Depuis plusieurs jours, les forces publiques, la Sûreté nationale, la Gendarmerie royale et les Forces auxiliaires ont considérablement renforcé leurs procédures de contrôle et de prévention sur l’ensemble des axes routiers et des accès maritimes menant à la ville occupée de Sebta et ce, à l’approche du 15 août, date ciblée par des appels viraux à des franchissements collectifs clandestins.
Sur le terrain, la consigne est de neutraliser toute tentative d’infiltration ou d’assaut. Des barrages judiciaires et des points de contrôle stricts ont été déployés le long des ronds-points stratégiques reliant Belyounech, la province de Fahs-Anjra, ainsi que les voies d’accès à M’diq, Tétouan et leurs périphéries.
L’attention se concentre particulièrement sur les transports collectifs: grand taxis et autobus en provenance des différentes régions du Royaume font l’objet de fouilles minutieuses. L’objectif est d’intercepter à temps tout individu ou groupe suspect avant qu’il ne parvienne aux points de contact avec l’enclave.
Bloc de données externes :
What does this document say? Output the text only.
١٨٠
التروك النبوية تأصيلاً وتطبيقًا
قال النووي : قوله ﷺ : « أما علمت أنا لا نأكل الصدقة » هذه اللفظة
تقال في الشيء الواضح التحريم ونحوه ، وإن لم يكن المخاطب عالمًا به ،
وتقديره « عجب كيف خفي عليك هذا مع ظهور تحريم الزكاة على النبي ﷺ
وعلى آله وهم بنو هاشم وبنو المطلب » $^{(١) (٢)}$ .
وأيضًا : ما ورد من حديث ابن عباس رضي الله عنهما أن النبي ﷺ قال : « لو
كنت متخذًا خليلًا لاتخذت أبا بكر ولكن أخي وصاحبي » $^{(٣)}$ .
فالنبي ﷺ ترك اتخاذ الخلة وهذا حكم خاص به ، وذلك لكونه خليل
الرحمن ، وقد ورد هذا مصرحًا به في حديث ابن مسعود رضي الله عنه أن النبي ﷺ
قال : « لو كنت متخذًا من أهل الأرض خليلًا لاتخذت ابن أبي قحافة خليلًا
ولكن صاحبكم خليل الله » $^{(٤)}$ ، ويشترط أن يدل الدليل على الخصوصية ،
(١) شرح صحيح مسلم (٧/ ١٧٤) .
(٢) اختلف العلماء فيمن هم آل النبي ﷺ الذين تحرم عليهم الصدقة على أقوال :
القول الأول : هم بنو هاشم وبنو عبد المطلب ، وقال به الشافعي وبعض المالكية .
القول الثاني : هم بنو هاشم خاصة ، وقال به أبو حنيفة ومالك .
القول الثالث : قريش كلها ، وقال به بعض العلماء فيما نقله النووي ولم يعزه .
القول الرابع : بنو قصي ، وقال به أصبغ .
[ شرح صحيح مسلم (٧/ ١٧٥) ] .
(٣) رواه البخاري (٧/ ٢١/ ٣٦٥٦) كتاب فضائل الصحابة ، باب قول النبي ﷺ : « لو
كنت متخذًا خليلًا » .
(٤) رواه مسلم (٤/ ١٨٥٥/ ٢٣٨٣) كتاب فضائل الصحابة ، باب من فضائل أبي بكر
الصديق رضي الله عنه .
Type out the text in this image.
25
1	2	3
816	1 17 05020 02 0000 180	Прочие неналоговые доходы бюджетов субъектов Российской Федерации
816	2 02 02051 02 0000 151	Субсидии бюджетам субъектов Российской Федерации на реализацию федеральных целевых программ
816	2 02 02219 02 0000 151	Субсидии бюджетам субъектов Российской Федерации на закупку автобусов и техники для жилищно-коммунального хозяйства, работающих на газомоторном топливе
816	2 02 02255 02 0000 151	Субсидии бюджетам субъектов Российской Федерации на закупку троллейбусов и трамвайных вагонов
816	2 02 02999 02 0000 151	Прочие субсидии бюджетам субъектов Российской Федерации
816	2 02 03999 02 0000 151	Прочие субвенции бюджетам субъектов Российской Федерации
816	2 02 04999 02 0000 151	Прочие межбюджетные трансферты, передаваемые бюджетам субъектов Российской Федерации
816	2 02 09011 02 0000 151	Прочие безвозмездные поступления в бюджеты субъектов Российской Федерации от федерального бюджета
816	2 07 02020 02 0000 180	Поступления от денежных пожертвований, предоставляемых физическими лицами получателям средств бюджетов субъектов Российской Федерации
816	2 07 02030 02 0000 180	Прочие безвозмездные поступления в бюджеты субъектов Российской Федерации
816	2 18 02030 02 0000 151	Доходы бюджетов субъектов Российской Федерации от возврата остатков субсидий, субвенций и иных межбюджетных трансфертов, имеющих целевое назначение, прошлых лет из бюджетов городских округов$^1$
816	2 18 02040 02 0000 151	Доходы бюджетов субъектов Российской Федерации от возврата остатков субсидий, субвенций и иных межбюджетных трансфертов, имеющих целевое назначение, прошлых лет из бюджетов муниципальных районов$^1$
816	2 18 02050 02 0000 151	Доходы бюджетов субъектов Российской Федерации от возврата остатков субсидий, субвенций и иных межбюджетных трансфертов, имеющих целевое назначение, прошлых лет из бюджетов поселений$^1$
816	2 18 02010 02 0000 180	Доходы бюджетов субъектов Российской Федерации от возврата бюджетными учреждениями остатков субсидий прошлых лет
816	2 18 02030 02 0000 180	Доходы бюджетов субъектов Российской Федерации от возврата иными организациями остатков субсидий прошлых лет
Râtissages en forêt, interceptions et réacheminements
Parallèlement au dispositif routier, des patrouilles mixtes associant la Gendarmerie royale et les Forces auxiliaires mènent des opérations de peignage d’envergure au cœur des massifs forestiers adjacents à la barrière séparant Fnideq et Sebta, traditionnellement utilisés comme zones de repli ou de rassemblement par les candidats à l’émigration.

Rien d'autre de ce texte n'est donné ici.